La       Sala       inadmitirá  la  demanda  presentada  por  cuanto   no   reúne   los  requerimientos   mínimos   de  claridad,  concreción  y  debida  sustentación  exigidos  por  la  normatividad  legal, y la lógica del error planteado para su  estudio   de   fondo,  no  satisface  los  presupuestos  básicos  de  idoneidad  sustancial  necesarios para la realización de los fines del recurso, precisados  en  el  artículo  184  del  Código de Procedimiento Penal.
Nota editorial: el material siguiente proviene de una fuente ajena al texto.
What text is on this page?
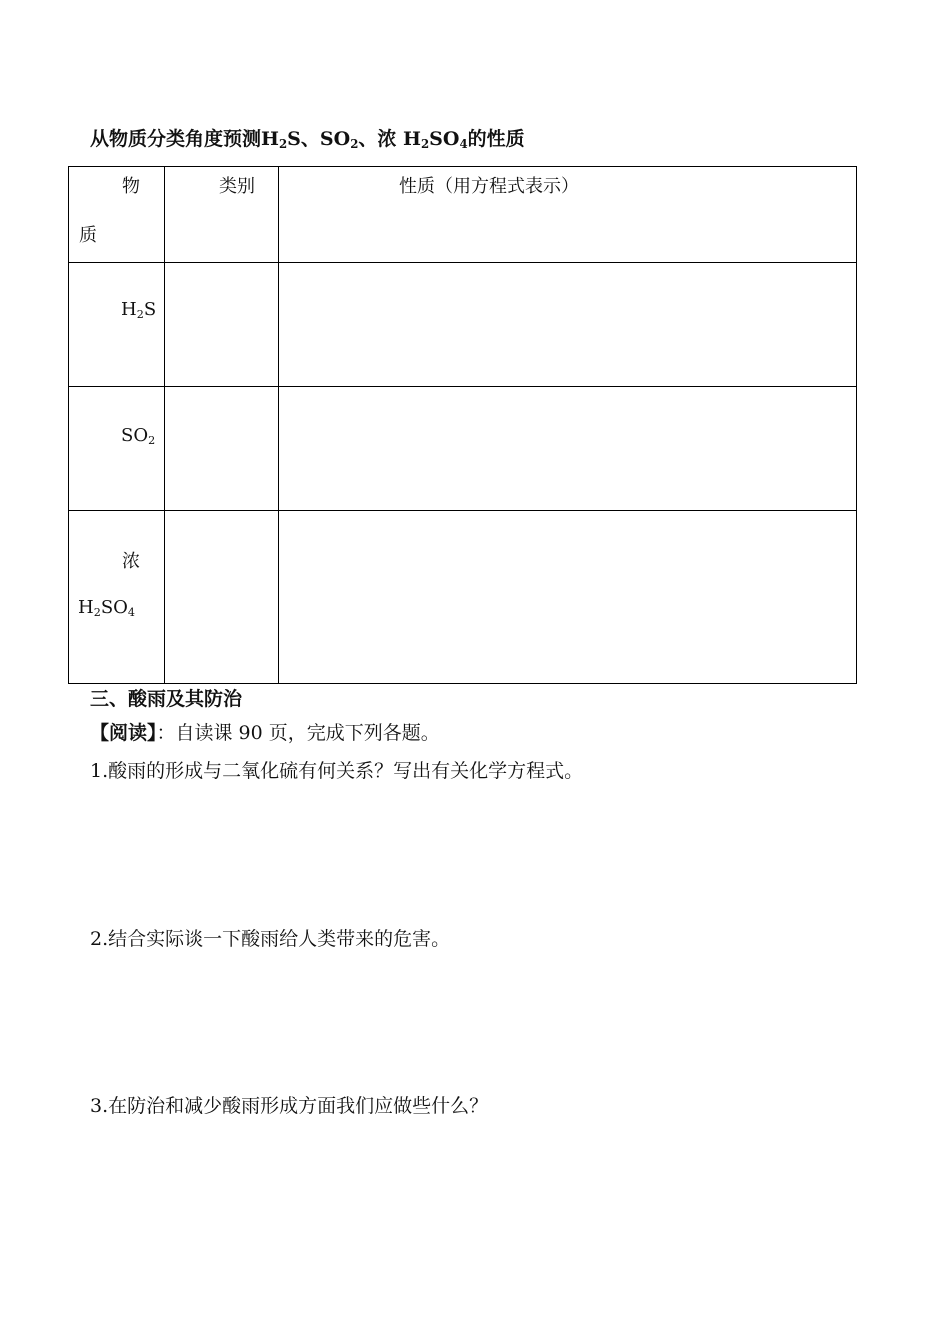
从物质分类角度预测$H_2S$、$SO_2$、浓 $H_2SO_4$的性质
物
质	类别	性质（用方程式表示）

$H_2S$		

$SO_2$

浓
$H_2SO_4$

三、酸雨及其防治
【阅读】：自读课 90 页，完成下列各题。
1.酸雨的形成与二氧化硫有何关系？写出有关化学方程式。
2.结合实际谈一下酸雨给人类带来的危害。
3.在防治和减少酸雨形成方面我们应做些什么？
Las razones son las  siguientes:   

          1.  En  el  único  cargo  se  postula  violación directa de la ley  sustancial   por   falta   de   aplicación   del   principio  del  in  dubio pro reo, sin embargo y en contra  de  las exigencias debidas, su desarrollo y demostración radican, como viene de  verse,  única  y  exclusivamente, en apartarse de la estimación probatoria que  hizo  el  tribunal,  al inferir el censor que la única conclusión posible, por  virtud  de  la  aplicación  de  la  duda, era la ajeneidad del sindicado con el  hallazgo del arma.   

2.  La  causal  de  casación prevista en el  numeral  primero  del  artículo  181  de  la  Ley 906 de 2004, recoge lo que la  doctrina   casacional   denomina   violación   directa  de  la  ley  o  errores  iuris  in  iudicando, que se  presenta  cuando el juzgador determina correctamente los hechos pero se equivoca  al  declarar  el  derecho, porque (i) deja de aplicar al caso la norma correcta,  (ii)  aplica un precepto que no corresponde, o (iii) selecciona adecuadamente el  canon  pero  al  aplicarlo  le otorga un significado jurídico que no tiene o le  asigna unos efectos que no causa.   

De  aquí surgen los sentidos o conceptos de  la  violación,  denominados,  en  su  orden,  falta de aplicación, aplicación  indebida  e  interpretación  errónea,  que  se  clasifican,  a  su  vez, en de  selección  y  de  hermenéutica,  según  la equivocación se ubique en las dos  primeras   hipótesis   o  en  la  última,  todos  de  carácter  esencialmente  jurídico,  pues  el  error, como ya se indicó, no se ubica en los hechos ni en  la  apreciación  de  la  prueba,  sino  en la aplicación o interpretación del  derecho.   

Es por ello, que constituye regla forzosa de  técnica  en la fundamentación de una censura de esta naturaleza, que el censor  señale  con  precisión  la  norma sustancial del bloque de constitucionalidad,  constitucional  o legal que ha sido violada; indique el sentido o concepto de la  vulneración,  y  por  sobre  todo no discuta la declaración que los juzgadores  hicieron  del  aspecto fáctico probado, ni sus conclusiones probatorias, porque  si   lo   hace,   el  planteamiento  del  cargo  y  su  demostración  debe  ser  distinto.   

          3.  El  demandante plantea que los jueces desconocieron el postulado  del   in  dubio  pro  reo,  derecho  que  tiene  toda  persona  a  no ser considerada culpable mientras no haya sido declarada culpable  mediante   decisión   judicial  en  firme,  y  también  como  la  garantía  a  no  sufrir  una  condena si el Estado no ha logrado  establecer su culpabilidad más allá de toda duda razonable.   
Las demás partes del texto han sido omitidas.